Tous victimes du nazisme

Dès les années 2000, un monument aux morts dédié aux incorporés de force alsaciens est envisagé. Concomitant avec le développement de l'historiographie des malgré-nous, cette demande est justifiée par l'absence de lieu de mémoire unique pour ce qu'ont subi ces Alsaciens morts pendant la guerre, bien que des monuments aux morts y fassent référence. « Il n'y a pas de pierre tombale, pas de trace de lui, déplore Micheline Goliwas, dont le premier mari de sa mère était incorporé et n'est jamais rentré. On ne peut pas faire le deuil. » Pour elle, le Mur des noms matérialiserait la reconnaissance de l'existence de cet homme et de ce qu'il a vécu. C'est aussi le cas du frère de Jean-Paul Bruckert, André : « On a juste son nom sur une liste dans un cimetière allemand. Il n'a pas de tombe ». Son frère a été incorporé de force et il est mort dans les environs de Cracovie, alors que son beau-père, résistant à Vieux-Thann, a été fusillé à Rammersweiher. « Les deux ont leur place sur un monument aux morts pour la France. Les malgré-nous ont été des victimes du nazisme, comme l'a été mon beau-père. »

Le poids de l'uniforme

Myrthil Weill, secrétaire général de l'école juive strasbourgeoise ORT, est mort après avoir été déporté en février 1944. Sa fille, Michelle Mulhmann-Weill, considère « inadmissible » le projet du Mur des noms. « Un mort vaut un autre mort ? Je ne suis pas d'accord ! », tempête-t-elle. Pour beaucoup de juifs concernés directement par le projet, il est impossible de cautionner la présence sur un même mur des victimes et des complices de leurs bourreaux. Raymond Weil, juif athée, dont une partie de la famille est morte en déportation, jette une ombre de soupçon sur les incorporés de force : « Ça pose clairement la question du pardon. Parmi les malgré-nous, il y avait les vrais réfractaires et puis il y avait ceux qui se sont laissés faire sans trop protester. » 

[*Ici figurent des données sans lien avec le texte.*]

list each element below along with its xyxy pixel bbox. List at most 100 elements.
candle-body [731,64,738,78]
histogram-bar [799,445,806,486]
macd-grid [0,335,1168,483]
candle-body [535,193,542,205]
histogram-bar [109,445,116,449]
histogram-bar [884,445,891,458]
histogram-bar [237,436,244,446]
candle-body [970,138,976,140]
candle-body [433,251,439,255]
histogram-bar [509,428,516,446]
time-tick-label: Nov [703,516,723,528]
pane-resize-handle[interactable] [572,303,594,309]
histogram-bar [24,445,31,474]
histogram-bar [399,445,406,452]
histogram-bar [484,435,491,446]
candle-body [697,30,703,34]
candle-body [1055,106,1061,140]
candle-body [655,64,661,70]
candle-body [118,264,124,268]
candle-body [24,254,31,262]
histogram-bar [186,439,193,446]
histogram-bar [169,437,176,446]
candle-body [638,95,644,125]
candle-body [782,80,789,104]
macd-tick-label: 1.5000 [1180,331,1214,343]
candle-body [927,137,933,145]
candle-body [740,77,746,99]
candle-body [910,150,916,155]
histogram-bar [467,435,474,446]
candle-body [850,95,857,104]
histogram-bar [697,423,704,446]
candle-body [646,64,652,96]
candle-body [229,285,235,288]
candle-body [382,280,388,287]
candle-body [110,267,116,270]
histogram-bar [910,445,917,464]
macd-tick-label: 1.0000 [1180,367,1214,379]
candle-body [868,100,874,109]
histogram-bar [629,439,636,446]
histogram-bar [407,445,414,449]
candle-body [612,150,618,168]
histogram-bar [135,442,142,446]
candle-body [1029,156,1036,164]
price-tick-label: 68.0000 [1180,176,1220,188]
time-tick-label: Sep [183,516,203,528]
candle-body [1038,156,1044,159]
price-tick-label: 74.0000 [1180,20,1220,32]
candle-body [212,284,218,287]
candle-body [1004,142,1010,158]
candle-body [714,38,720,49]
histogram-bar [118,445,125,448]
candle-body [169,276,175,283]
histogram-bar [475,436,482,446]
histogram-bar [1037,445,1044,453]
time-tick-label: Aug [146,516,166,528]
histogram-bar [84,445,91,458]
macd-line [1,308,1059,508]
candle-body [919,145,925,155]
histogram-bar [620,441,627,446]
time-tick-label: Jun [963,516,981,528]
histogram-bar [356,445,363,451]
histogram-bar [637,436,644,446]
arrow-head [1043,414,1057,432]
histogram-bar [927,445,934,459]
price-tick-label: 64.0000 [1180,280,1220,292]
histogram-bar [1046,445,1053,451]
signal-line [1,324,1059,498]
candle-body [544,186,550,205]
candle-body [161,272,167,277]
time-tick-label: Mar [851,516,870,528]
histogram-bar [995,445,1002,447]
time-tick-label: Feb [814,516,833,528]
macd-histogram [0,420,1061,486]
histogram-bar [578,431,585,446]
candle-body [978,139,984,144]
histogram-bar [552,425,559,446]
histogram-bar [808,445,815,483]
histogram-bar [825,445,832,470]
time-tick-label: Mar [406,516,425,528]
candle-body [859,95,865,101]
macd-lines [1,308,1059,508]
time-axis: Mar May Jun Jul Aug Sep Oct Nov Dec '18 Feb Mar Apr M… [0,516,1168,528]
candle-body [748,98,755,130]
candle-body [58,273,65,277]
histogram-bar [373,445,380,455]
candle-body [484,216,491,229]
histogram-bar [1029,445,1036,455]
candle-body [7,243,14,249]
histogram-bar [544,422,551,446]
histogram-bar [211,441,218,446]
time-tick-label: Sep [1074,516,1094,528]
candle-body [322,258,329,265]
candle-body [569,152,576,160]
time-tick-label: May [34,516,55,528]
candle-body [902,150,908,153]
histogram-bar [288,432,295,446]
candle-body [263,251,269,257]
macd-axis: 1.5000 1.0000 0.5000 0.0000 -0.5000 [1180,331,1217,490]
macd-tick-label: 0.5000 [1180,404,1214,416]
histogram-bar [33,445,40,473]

Dans la communauté juive alsacienne, l'opposition au projet est aujourd'hui unanime, jusqu'au nouveau grand rabbin de Strasbourg Harold Weil, récemment informé. « Pas d'amalgames. Pour nous, il y a les victimes de la guerre et les victimes du génocide », résume André Kosmicki, président de l'association juive Valiske, qui organise des voyages mémoriels. Les descendants de déportés raciaux ou politiques savent que la grande majorité des incorporés n'ont ni participé à des crimes de masse, ni été complices du génocide. « Je ne peux pas admettre des genres totalement différents, qu'on mette un lieutenant SS, même contre son gré, avec un déporté d'un camp de concentration », s'emporte François Amoudruz, ancien déporté et figure de la résistance de l'Université de Strasbourg repliée à Clermont-Ferrand.

Les intéressés « pas consultés »

Pourtant, parmi les associations et organisations opposées depuis le début, personne n'a été consulté. Ni le Consistoire et le grand rabbin de Strasbourg, ni la Fondation pour la mémoire de la déportation (FMD). L'Association pour les études sur la résistance intérieure alsacienne (AERIA), qui a réuni et fourni énormément de témoignages, non plus. « On se demande avec qui [Philippe Richert] a travaillé », avoue, sceptique, Mireille Hincker, membre fondatrice de l'association et veuve d'un résistant. « Je n'ai pas été consulté du tout, alors que tout le monde sait qui je suis dans le monde de la déportation », déplore François Amoudruz. Pour lui, le Mur restera à l'état de projet  : « Nous ne l'admettons pas et nous ne l'admettrons pas  !  », martèle-t-il. Après un printemps de vifs débats alimentés dans la presse locale, le président de la Région Grand Est a tenté de les éteindre en annonçant de nouvelles concertations. Le Mur des noms « est toujours d'actualité », annonce aujourd'hui la Région, avant d'ajouter : « une réflexion est en cours avec un comité scientifique ». Une consultation aura lieu en janvier et les associations concernées attendent toujours d'être sollicitées.